Gemischtes Fazit nach Veranstaltung „Neue Dimension? Fangewalt im Fußball gestern und heute“
Gemischte Eindrücke bleiben nach dem gestrigen Abend im Friedrich-Walter-Saal des Collini-Centers bestehen. Zum Thema “Neue Dimension? Fangewalt im Fußball gestern und heute” hatte PRO Waldhof e.V. in Verbindung mit dem Stadtarchiv Mannheim eingeladen. Eröffnet wurde der Abend vom Moderator Martin Willig, der nach einer kurzen Einführung den Redner des Abends ankündigte: Dr. Rudolf Oswald hielt zu Beginn der Veranstaltung einen äußerst interessanten Vortrag zur Gewalt im Mannheimer Fußball der 1920er und 30er Jahre. Neben den fachlichen Ausführungen und einem Überblick über die historischen Entwicklungen auf und neben dem Platz des frühen 20. Jahrhunderts, war es vor allem die lebendige Darstellung der Ereignisse, die den Zuhörern im Gedächtnis bleiben wird und manchmal für Erheiterung im Publikum sorgte. Gerade die damalige Ausdrucksweise der Journalie nach diversen Ausschreitungen sorgte für wiederkehrendes Schmunzeln. Besonders interessant war es, wie vor dem Krieg die Auseinandersetzungen der Mannheimer Stadtteile untereinander für Aufruhr sorgten, während Ende der 1930er und nach dem Zweiten Weltkrieg, dank einer neuen Ligeneinteilung, zunehmend Rivalitäten zwischen Städten entstanden. Zum Ende des Vortrags änderte Oswald den Fokus auf die Gegenwart. Dabei wurde deutlich, dass gerade deshalb, weil Gewalt im Fußball heutzutage anders als früher die Ausnahme statt die Regel ist, dies erst die Skandalisierung bedinge und dazu führe, dass sie, wenn sie dann doch einmal auftritt, eine große und teilweise auch überhöhte Aufmerksamkeit erfährt. Zu Recht erntete Oswald für seinen gelungen Vortrag viel Applaus.

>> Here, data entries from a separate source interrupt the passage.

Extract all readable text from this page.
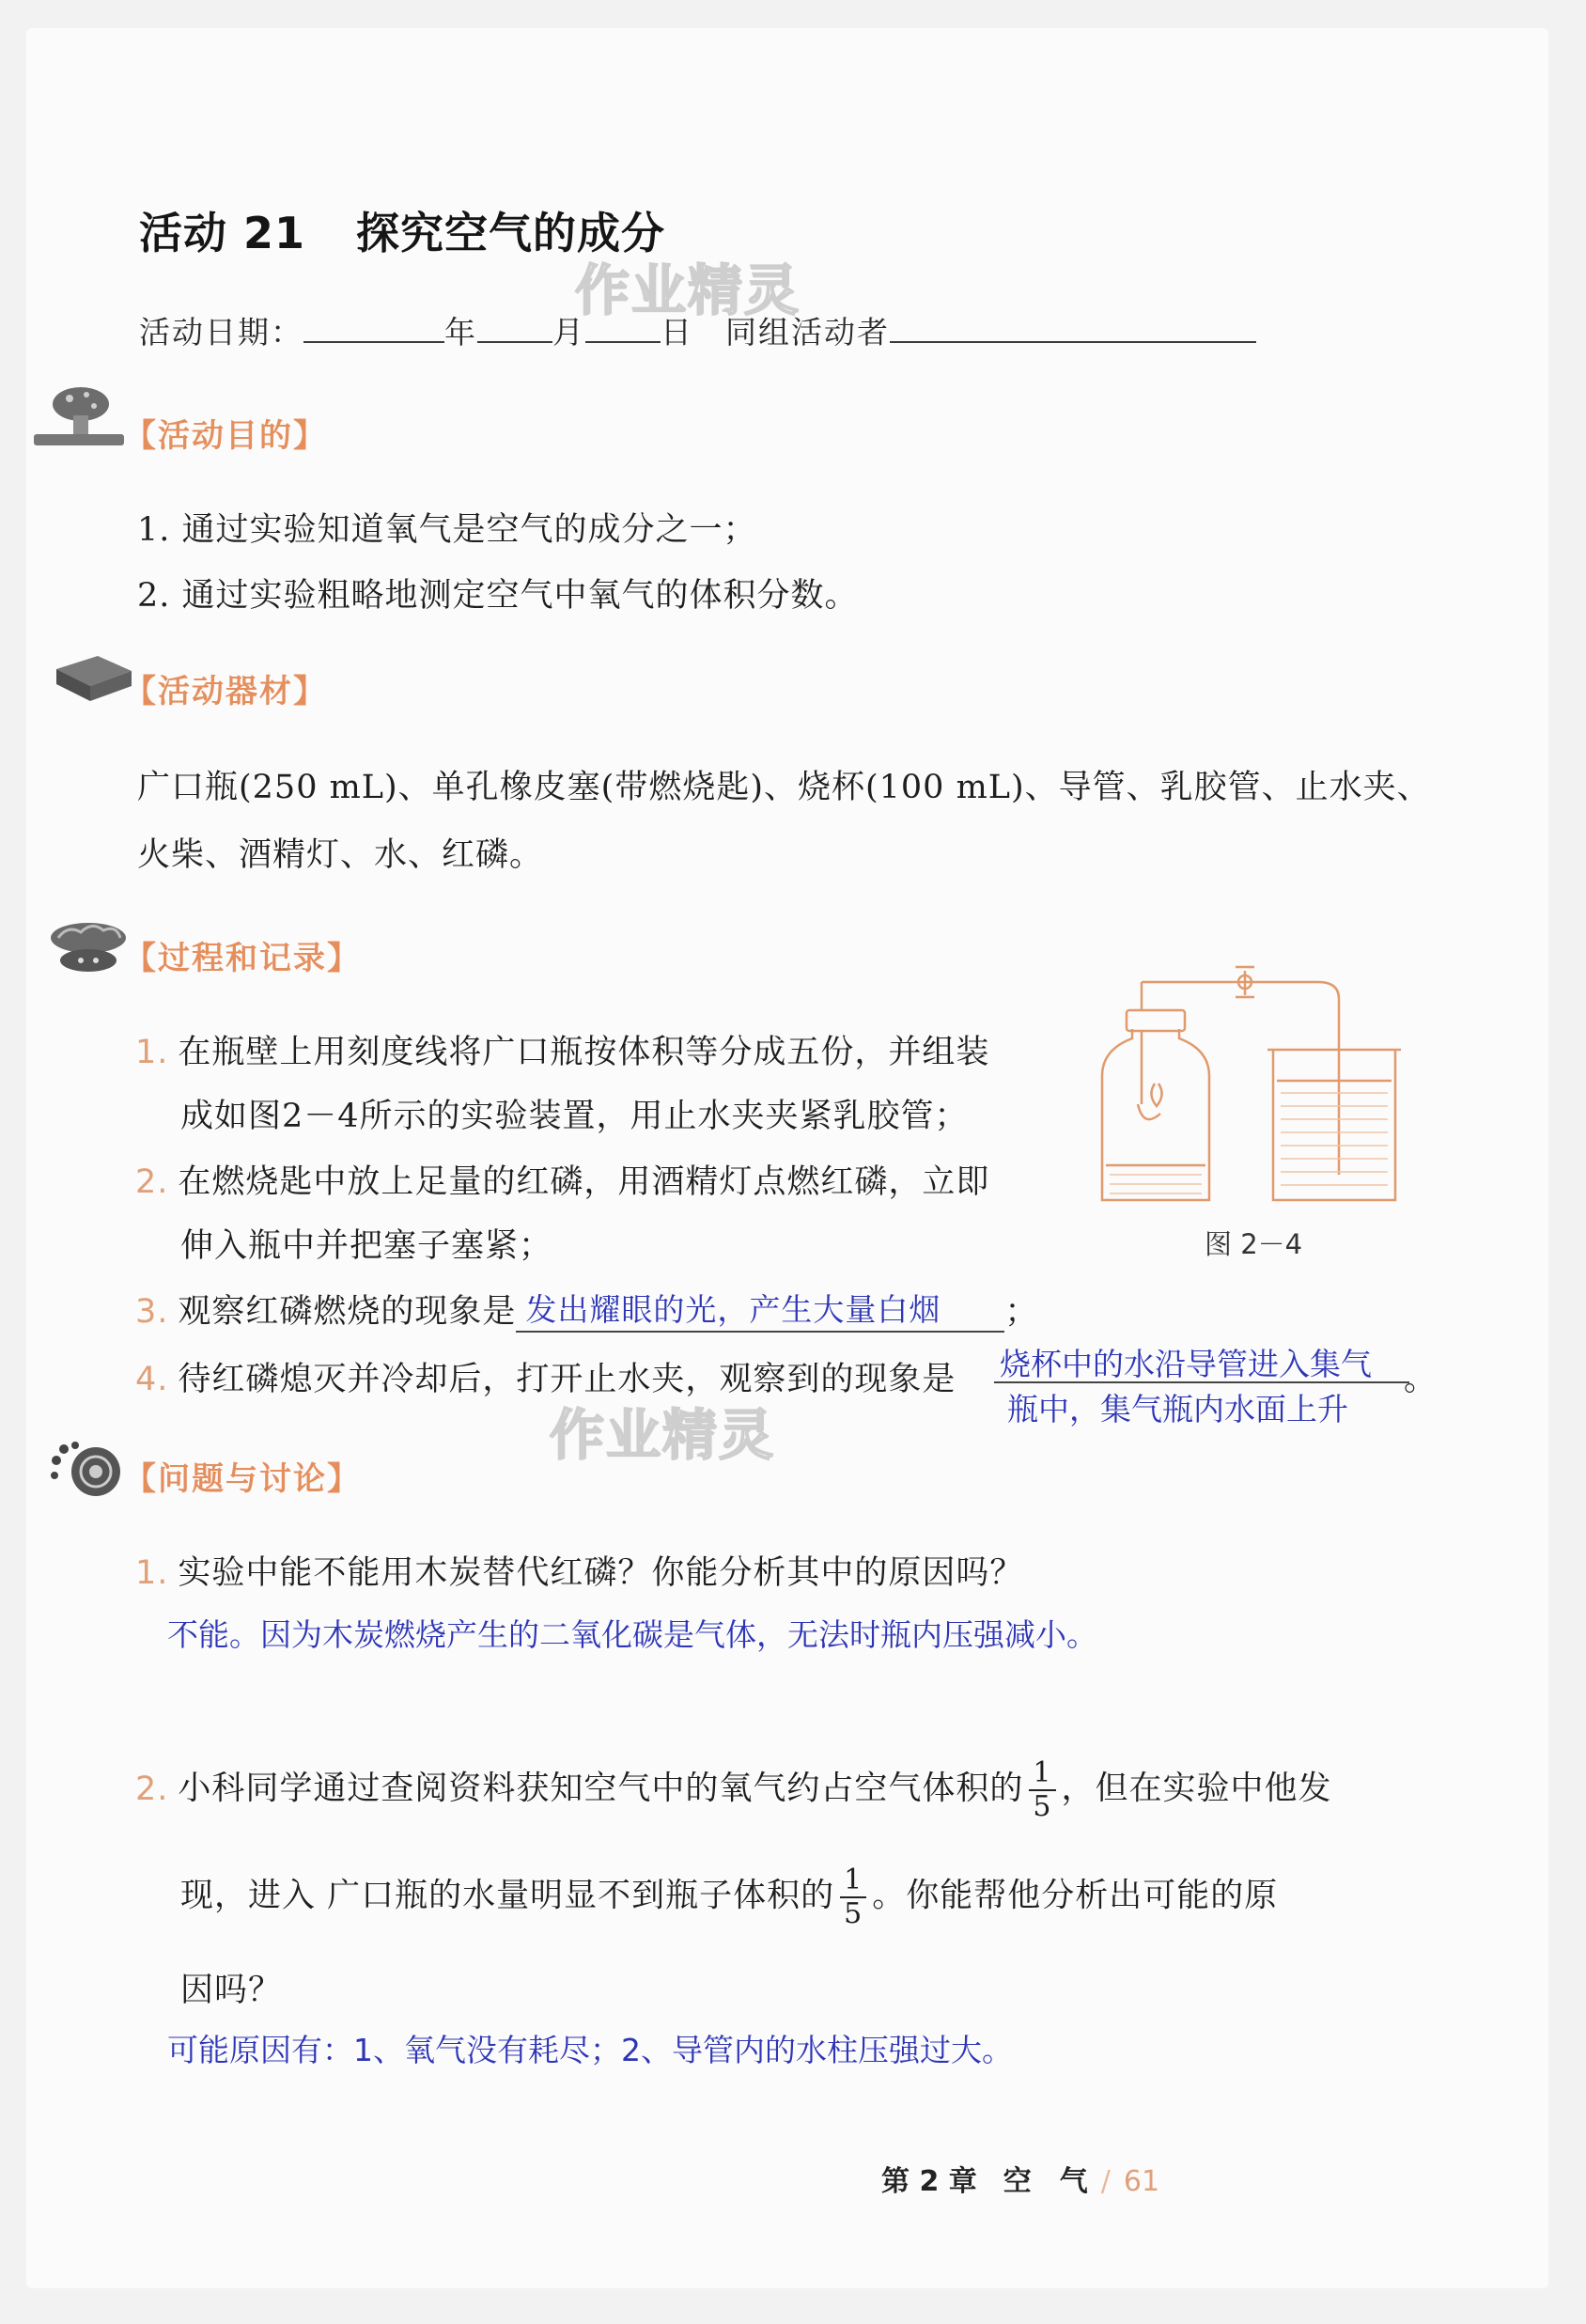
活动 21 探究空气的成分
作业精灵
作业精灵
活动日期：	年 月 日 同组活动者
【活动目的】
1. 通过实验知道氧气是空气的成分之一；
2. 通过实验粗略地测定空气中氧气的体积分数。
【活动器材】
广口瓶(250 mL)、单孔橡皮塞(带燃烧匙)、烧杯(100 mL)、导管、乳胶管、止水夹、
火柴、酒精灯、水、红磷。
【过程和记录】
1. 在瓶壁上用刻度线将广口瓶按体积等分成五份，并组装
成如图2－4所示的实验装置，用止水夹夹紧乳胶管；
2. 在燃烧匙中放上足量的红磷，用酒精灯点燃红磷，立即
伸入瓶中并把塞子塞紧；
3. 观察红磷燃烧的现象是 发出耀眼的光，产生大量白烟 ；
4. 待红磷熄灭并冷却后，打开止水夹，观察到的现象是 烧杯中的水沿导管进入集气 。
瓶中，集气瓶内水面上升
图 2－4
【问题与讨论】
1. 实验中能不能用木炭替代红磷？你能分析其中的原因吗？
不能。因为木炭燃烧产生的二氧化碳是气体，无法时瓶内压强减小。
2. 小科同学通过查阅资料获知空气中的氧气约占空气体积的 $\frac{1}{5}$ ，但在实验中他发
现，进入 广口瓶的水量明显不到瓶子体积的 $\frac{1}{5}$ 。你能帮他分析出可能的原
因吗？
可能原因有：1、氧气没有耗尽；2、导管内的水柱压强过大。
第 2 章 空　气 / 61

Dem Vortrag folgten die umfangreichen Grußworte des Ersten Bürgermeister Christian Specht, welcher trotz terminreichem Tag mit Kaufhauseröffnung und Trauerfeier am Schloss noch zum Themenabend erschienen war. Die folgende Podiumsdiskussion mit Andreas Laib, Martin Boll, Rafael Buschmann, Christian Specht, Rudolf Oswald und Martin Schmidt driftete aber leider schon nach kurzer Zeit zu einer Diskussionsrunde mit dem ganzen Saal ab. Für uns bleibt festzuhalten, dass die Themenvielfalt wohl zu gut gemeint war und wir unterschätzt haben, wie viele Fragen beim Publikum noch an Stadt und Polizei speziell im Hinblick auf die jüngsten Ausschreitungen im August bestanden. Dabei war es eigentlich nicht unser vordergründiges Ziel der Diskussion gewesen, die Ereignisse rund um das Heimspiel gegen den OFC zu thematisieren, sondern vielmehr eine Auseinandersetzung mit Themen anzuregen, die Fußballfans allgemein beschäftigen: U.a. die sehr intransparente Datei „Gewalttäter Sport“, die Verkennung der Gewalt als ein gesamtgesellschaftliches und nicht nur fußballspezifisches Phänomen oder auch der Sinn- und Unsinn von Stadionverboten. Mit Experten aus unterschiedlichen Fachgebieten und mit unterschiedlichen Blickwinkeln auf Fußballfans wie Buschmann, Laib oder Boll hatten wir hierfür auch sehr kompetente Gäste vorort. Leider kam dieses Potential in Anbetracht der Fokusierung auf die Sicherheitsdiskussion rund um das Offenbach-Spiel nicht ausreichend zur Geltung. Wir von PRO Waldhof als Organisatoren des Abends bedauern diesen Verlauf der Diskussion, lernen aus dieser Premiereveranstaltung aber für zukünftige Abende. Außerdem stellen wir fest, dass in der Fanszene wohl noch viele Fragen offen sind, die man zeitnah mit der Stadt Mannheim und der Mannheimer Polizei diskutieren sollte.
Zum Ende danken wir allen anwesenden Gästen von Sportverbänden, Medien, Stadt, Polizei, Fans und neutralen Bürgern für ihr Interesse und Erscheinen. Hoffentlich sehen wir uns auch abseits des Stadions zu anderen Themen wieder.